- cross-posted to:
- technology@lemmy.world
- reddit@lemmy.world
- cross-posted to:
- technology@lemmy.world
- reddit@lemmy.world
Reddit CEO Steve Huffman has hinted that in future some subreddits could be paywalled, as the company seeks to devise new sources of income.
He suggested that the company might experiment with paywalled subreddits as it looks to monetize new features. “I think the existing, altruistic, free version of Reddit will continue to exist and grow and thrive just the way it has,” Huffman said. “But now we will unlock the door for new use cases, new types of subreddits that can be built that may have exclusive content or private areas, things of that nature.”
This is another move likely to anger Redditors. While the platform is a commercial enterprise, its value derives almost entirely from freely offered user content. That means Redditors feel at least some sense of ownership in a community endeavour, so the company needs to tread carefully when it comes to monetization at user expense.

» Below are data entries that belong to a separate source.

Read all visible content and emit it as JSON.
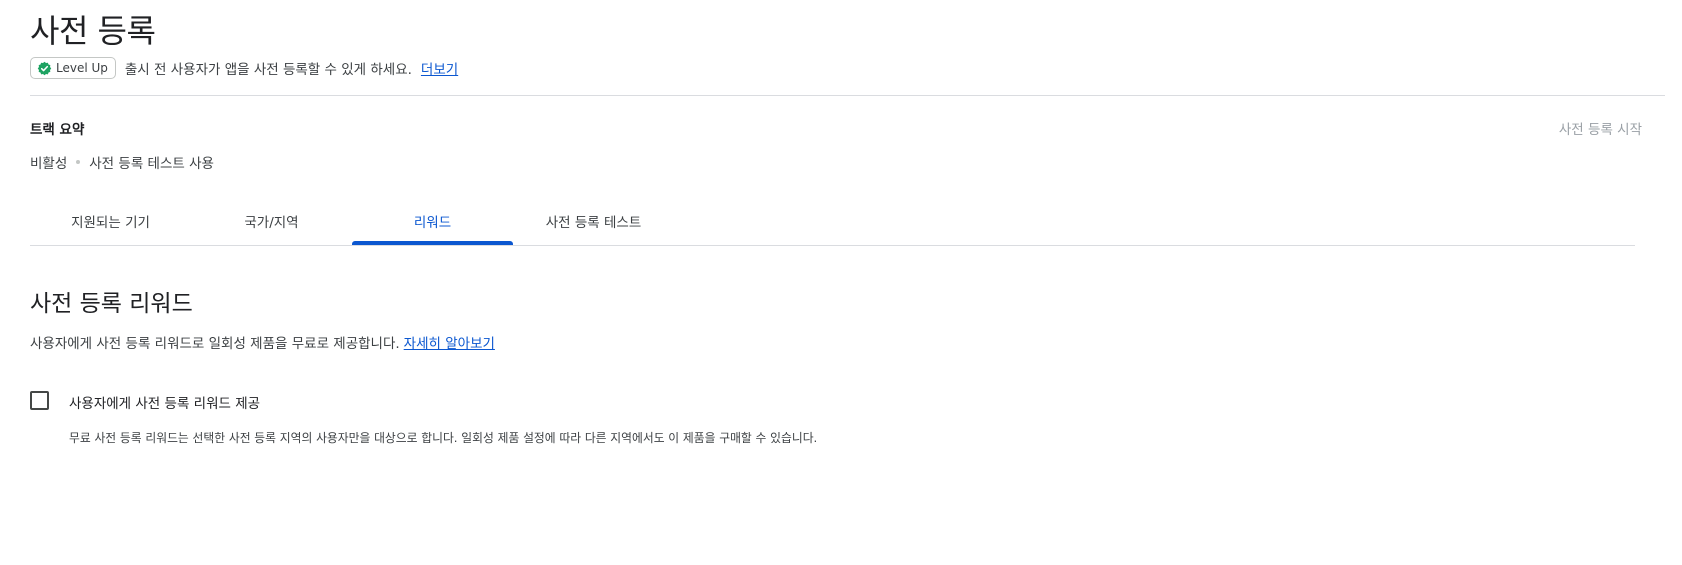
{
  "page": {
    "title": "사전 등록",
    "badge_label": "Level Up",
    "badge_icon": "verified-badge-icon",
    "subtitle": "출시 전 사용자가 앱을 사전 등록할 수 있게 하세요.",
    "subtitle_link": "더보기"
  },
  "track": {
    "title": "트랙 요약",
    "action": "사전 등록 시작",
    "status": "비활성",
    "status_detail": "사전 등록 테스트 사용"
  },
  "tabs": [
    {
      "label": "지원되는 기기",
      "active": false
    },
    {
      "label": "국가/지역",
      "active": false
    },
    {
      "label": "리워드",
      "active": true
    },
    {
      "label": "사전 등록 테스트",
      "active": false
    }
  ],
  "rewards": {
    "title": "사전 등록 리워드",
    "description": "사용자에게 사전 등록 리워드로 일회성 제품을 무료로 제공합니다.",
    "learn_more": "자세히 알아보기",
    "checkbox_label": "사용자에게 사전 등록 리워드 제공",
    "checkbox_checked": false,
    "helper": "무료 사전 등록 리워드는 선택한 사전 등록 지역의 사용자만을 대상으로 합니다. 일회성 제품 설정에 따라 다른 지역에서도 이 제품을 구매할 수 있습니다."
  },
  "colors": {
    "accent": "#0b57d0",
    "badge_green": "#1ea362"
  }
}
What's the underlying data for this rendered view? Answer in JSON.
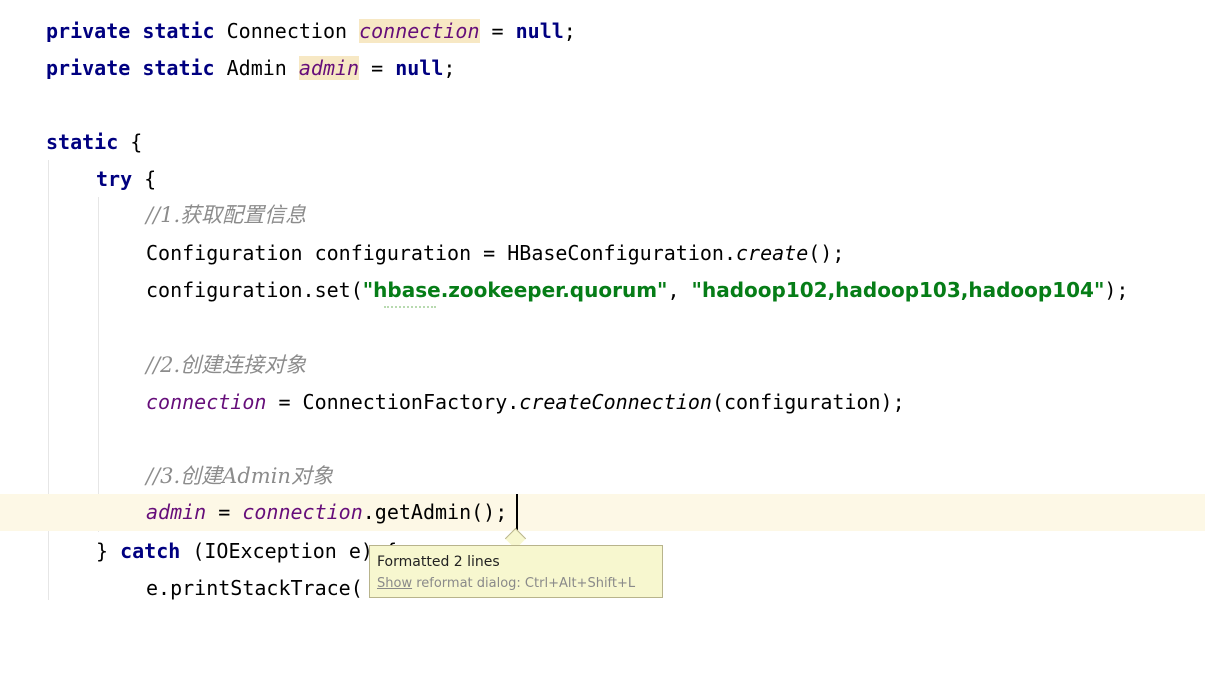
{
  "code": {
    "l1": {
      "kw": "private static",
      "type": " Connection ",
      "var": "connection",
      "rest": " = ",
      "null": "null",
      "semi": ";"
    },
    "l2": {
      "kw": "private static",
      "type": " Admin ",
      "var": "admin",
      "rest": " = ",
      "null": "null",
      "semi": ";"
    },
    "l4": {
      "kw": "static",
      "brace": " {"
    },
    "l5": {
      "kw": "try",
      "brace": " {"
    },
    "l6": {
      "comment": "//1.获取配置信息"
    },
    "l7": {
      "pre": "Configuration configuration = HBaseConfiguration.",
      "method": "create",
      "post": "();"
    },
    "l8": {
      "pre": "configuration.set(",
      "s1": "\"hbase.zookeeper.quorum\"",
      "mid": ", ",
      "s2": "\"hadoop102,hadoop103,hadoop104\"",
      "post": ");"
    },
    "l10": {
      "comment": "//2.创建连接对象"
    },
    "l11": {
      "var": "connection",
      "pre": " = ConnectionFactory.",
      "method": "createConnection",
      "post": "(configuration);"
    },
    "l13": {
      "comment": "//3.创建Admin对象"
    },
    "l14": {
      "var1": "admin",
      "mid": " = ",
      "var2": "connection",
      "post": ".getAdmin();"
    },
    "l15": {
      "brace": "} ",
      "kw": "catch",
      "post": " (IOException e) {"
    },
    "l16": {
      "text": "e.printStackTrace("
    }
  },
  "tooltip": {
    "title": "Formatted 2 lines",
    "link": "Show",
    "hint": " reformat dialog: Ctrl+Alt+Shift+L"
  },
  "colors": {
    "keyword": "#000080",
    "string": "#067d17",
    "comment": "#8c8c8c",
    "field": "#660e7a",
    "current_line": "#fdf8e6",
    "tooltip_bg": "#f7f7cf"
  }
}
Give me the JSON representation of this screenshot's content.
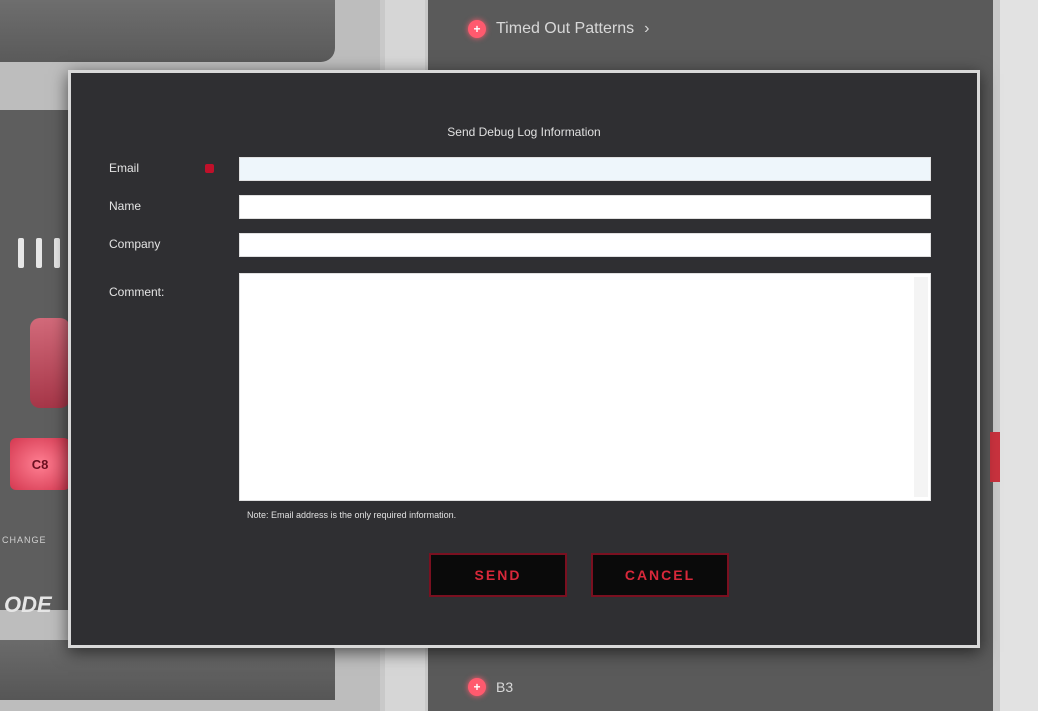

If Reddit were run by competent people, I’d think that paywalled subs might be a good idea. I imagine that there are countless scenarios where people have really useful info to share, but at the same time, said info can’t be spread too widely, and a paywall is one way of making sure that only people who truly care about said info can take advantage of it.
Welcome. I came here, when they disabled RIF. Was it a year already?
It’s pretty crazy to watch enshittification play out in real time.
Go ahead. Only the occasional link brings me to reddit these days and I will treat his paywall just like all the others. By closing the tab and moving on.
That’s why I just joined
I hate how everything has to be monetized nowadays, or how money is to be expected for everything. Eventually people who provide free service or altruism will be seen as competition.
That’s why I’m here testing Lemmy.
Sad if it ruins reddit since I like that place.
Seriously i gotta pay to see a flipping subreddit
I know the lemmy hivemind jumps at any opportunity to trash reddit, but if properly implemented (which to be honest they probably won’t ) this could be the same as paid forums back in the day. It just depends on how much of a cut they get and how do they manage revenue share. If you could have your own private forum for free and have people subscribe to it for 2 bucks a month and you get 75% revenue of every sub it would probably spring a lot of high value forums, I’m mostly thinking like car forums used to be but it’d probably be used as another only fans
Medium’s paywall gets lots of hatred, but at least they use it to pay the authors of the paywalled posts, so it kind of makes sense - you pay to consume content and get payed to create content. But Reddit is a forum, not a blogging platform - the separation between content creators and content consumers is much more blurred. If a subreddit gets paywalled, then the Redditors who create the content there - both the posts and the comments - will need to pay. Which will instantly ruin these subreddits when most of the posters will just take their posts elsewhere.
Did Reddit decide to imitate the business model of academic journals?
What’s he huffin’, maaan?
Stg I got out just in time.

Second wave of Reddxiters on Lemmy in 3…
Really this just sounds like YT membership, allowing users to create subscriptions for premium/special content e.g. gambling picks, porn, etc.
If that’s all it was intended to be, it could have been an actually useful and not intrusive monetization strategy…5 years ago.
Even if that’s how the feature gets rolled out now, unless it’s an unmitigated disaster, I don’t see them being capable of not overplaying their hand.
They will assume that because some users are willing to pay for private porn content, or gambling pick subreddits, that of course most users must also be willing to pay for cat photos and memes.
Personally, I am all for it. I am for Reddit making the worst choices possible and speed running their decline. Mostly, I would like a user exodus that results in Lemmy finally getting growth in a lot of their more niche communities that still keep me using Reddit on occasion.